Needles Ferry


The Needles Ferry is a cable ferry across Lower Arrow Lake in British Columbia, Canada. It is situated south of Nakusp and links Needles and Fauquier.

Operation

The ferry operates under contract to the British Columbia Ministry of Transportation and is free of tolls. It travels back and forth every thirty minutes, from the first departure at 5am until the last departure at 10pm, with a crossing time of about five minutes. The ferry has capacity for 30 vehicles and 144 passengers.
The ferry is diesel powered and pulls using a winding drum on a pair of cables, plastic coated to prevent wear, which are suspended in the lake. The crossing is about in length. On 31 March, 2020, the BC Provincial government announced that the ferry would be replaced with an electrically powered cable ferry.

History

A ferry has been in operation from Needles since 1913. Early farmers built the first ferry using Ford Model T parts.

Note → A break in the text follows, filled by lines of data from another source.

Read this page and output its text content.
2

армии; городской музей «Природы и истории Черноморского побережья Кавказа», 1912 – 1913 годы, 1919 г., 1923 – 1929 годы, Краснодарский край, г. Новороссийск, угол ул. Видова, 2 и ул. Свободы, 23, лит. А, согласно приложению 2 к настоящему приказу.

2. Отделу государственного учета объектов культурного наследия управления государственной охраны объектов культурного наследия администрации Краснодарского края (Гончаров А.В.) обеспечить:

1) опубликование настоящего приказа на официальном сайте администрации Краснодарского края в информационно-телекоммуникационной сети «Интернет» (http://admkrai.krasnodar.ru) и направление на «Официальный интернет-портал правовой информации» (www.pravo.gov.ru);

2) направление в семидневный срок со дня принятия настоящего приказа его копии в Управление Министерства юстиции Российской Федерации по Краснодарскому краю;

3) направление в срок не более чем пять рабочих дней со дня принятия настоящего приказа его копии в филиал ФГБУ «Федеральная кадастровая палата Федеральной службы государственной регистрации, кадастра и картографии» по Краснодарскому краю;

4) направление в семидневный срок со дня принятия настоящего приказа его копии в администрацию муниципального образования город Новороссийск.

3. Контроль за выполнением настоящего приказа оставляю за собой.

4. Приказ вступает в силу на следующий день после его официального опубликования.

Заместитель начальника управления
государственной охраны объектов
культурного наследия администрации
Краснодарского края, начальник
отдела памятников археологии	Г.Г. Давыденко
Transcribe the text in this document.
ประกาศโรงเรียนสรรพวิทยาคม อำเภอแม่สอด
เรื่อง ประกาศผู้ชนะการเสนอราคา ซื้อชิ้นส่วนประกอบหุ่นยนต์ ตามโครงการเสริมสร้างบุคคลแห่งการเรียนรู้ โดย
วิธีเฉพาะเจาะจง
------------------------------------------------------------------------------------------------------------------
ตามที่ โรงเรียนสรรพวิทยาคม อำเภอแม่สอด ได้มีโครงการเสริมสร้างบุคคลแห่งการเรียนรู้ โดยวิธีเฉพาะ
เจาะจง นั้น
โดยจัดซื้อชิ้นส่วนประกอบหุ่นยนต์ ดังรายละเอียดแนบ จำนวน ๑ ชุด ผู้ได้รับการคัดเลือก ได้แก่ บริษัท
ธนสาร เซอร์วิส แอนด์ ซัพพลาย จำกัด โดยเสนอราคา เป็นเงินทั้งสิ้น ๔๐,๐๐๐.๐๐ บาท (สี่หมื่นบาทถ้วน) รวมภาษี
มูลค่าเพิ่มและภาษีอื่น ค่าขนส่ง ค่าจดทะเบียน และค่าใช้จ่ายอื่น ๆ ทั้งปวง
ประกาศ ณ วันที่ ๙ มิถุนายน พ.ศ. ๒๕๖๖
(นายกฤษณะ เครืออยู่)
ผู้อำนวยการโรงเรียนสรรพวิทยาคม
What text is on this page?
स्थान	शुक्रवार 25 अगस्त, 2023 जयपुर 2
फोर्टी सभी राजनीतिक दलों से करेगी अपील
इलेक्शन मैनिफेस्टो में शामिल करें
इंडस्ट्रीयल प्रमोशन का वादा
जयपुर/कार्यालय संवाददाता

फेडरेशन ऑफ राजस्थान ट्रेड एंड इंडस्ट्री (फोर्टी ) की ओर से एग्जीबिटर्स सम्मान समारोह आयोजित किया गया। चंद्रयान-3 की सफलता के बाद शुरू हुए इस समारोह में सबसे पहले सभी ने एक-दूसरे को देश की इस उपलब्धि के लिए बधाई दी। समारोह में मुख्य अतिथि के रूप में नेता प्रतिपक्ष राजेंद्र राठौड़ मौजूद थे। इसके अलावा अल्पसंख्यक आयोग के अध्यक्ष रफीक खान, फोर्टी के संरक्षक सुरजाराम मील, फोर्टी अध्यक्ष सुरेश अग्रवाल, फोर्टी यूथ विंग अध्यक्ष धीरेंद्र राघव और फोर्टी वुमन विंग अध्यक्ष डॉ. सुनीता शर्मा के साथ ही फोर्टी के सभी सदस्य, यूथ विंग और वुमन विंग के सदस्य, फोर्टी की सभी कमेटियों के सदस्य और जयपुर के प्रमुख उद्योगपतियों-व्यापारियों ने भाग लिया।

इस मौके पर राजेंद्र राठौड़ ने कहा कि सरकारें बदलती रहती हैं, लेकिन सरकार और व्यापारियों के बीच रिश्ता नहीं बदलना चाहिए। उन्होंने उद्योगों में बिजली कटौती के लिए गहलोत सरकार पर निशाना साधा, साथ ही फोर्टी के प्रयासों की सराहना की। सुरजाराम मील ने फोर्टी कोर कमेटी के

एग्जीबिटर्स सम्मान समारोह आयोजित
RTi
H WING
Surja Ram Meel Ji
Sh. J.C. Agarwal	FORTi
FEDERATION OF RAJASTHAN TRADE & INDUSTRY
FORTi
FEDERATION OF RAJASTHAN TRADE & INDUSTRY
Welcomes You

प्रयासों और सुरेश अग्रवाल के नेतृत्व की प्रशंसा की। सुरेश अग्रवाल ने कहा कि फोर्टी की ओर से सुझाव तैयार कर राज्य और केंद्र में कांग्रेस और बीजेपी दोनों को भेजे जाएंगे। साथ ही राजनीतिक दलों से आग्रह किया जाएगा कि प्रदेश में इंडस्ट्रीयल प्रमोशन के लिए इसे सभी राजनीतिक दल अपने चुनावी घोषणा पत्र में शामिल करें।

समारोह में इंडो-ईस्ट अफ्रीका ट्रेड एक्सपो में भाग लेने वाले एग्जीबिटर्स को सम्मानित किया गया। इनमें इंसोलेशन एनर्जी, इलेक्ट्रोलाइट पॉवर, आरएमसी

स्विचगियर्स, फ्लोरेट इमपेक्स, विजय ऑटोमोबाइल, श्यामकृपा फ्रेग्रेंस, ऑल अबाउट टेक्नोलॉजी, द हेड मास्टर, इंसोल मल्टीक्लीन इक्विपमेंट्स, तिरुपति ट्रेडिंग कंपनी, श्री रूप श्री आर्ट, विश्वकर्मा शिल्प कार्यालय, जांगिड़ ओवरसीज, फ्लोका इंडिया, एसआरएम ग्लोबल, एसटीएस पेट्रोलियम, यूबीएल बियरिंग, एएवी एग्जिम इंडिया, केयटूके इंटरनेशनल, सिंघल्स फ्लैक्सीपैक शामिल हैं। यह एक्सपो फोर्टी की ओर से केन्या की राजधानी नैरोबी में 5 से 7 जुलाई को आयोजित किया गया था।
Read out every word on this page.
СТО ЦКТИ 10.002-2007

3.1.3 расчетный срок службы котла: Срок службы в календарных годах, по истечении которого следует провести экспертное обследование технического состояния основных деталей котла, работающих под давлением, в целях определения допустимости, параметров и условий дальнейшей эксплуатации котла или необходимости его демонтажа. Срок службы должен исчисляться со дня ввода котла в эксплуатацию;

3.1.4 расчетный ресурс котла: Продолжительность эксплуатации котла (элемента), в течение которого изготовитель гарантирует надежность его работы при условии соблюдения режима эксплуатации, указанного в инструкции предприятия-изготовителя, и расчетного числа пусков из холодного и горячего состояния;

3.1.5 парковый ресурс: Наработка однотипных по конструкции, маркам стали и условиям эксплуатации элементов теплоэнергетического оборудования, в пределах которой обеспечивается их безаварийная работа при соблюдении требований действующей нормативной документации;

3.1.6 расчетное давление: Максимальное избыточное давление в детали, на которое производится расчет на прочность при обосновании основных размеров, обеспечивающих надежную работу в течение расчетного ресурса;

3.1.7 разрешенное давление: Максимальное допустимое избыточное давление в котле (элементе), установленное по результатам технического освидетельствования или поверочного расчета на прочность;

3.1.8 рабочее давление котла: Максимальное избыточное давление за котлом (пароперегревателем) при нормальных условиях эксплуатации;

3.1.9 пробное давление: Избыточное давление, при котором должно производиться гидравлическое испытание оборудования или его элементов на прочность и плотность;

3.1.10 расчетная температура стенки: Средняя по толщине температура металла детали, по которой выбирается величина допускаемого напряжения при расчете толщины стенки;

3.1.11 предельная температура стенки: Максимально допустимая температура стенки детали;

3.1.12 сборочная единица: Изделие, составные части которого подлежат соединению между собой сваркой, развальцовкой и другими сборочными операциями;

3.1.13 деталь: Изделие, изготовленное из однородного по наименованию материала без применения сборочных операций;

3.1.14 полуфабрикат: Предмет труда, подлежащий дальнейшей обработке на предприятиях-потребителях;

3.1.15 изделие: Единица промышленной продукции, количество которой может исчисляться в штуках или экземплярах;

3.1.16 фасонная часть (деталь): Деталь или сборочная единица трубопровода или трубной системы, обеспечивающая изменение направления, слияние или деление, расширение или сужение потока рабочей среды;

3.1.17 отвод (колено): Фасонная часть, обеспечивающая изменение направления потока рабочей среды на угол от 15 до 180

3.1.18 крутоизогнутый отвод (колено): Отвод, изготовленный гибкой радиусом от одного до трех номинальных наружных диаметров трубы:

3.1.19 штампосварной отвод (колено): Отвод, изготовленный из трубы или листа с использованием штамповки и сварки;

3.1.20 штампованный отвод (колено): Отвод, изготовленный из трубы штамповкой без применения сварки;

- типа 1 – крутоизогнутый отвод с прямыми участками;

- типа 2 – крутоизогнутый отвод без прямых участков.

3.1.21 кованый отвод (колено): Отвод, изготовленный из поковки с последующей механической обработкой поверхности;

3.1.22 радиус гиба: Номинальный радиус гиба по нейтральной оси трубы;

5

A small community in Needles, which pre-dated the ferry, was an area of fruit trees and scrub farming. Farmers provided fruit and vegetables to the mines of the Lardeau district. Canadian Pacific Railway lake steamers connected the farms to Arrowhead and Robson. The valley was flooded in the late 1960s by the construction of the Hugh Keenleyside Dam at Castlegar in the 1960s, leading people to abandon the town, after being expropriated from the lakeshore by Hydro. The ferry landing and a small cemetery are all that remain.
Fauquier is the "centre" of the area that includes Edgewood and Burton with a few houses, gas station and grocery store.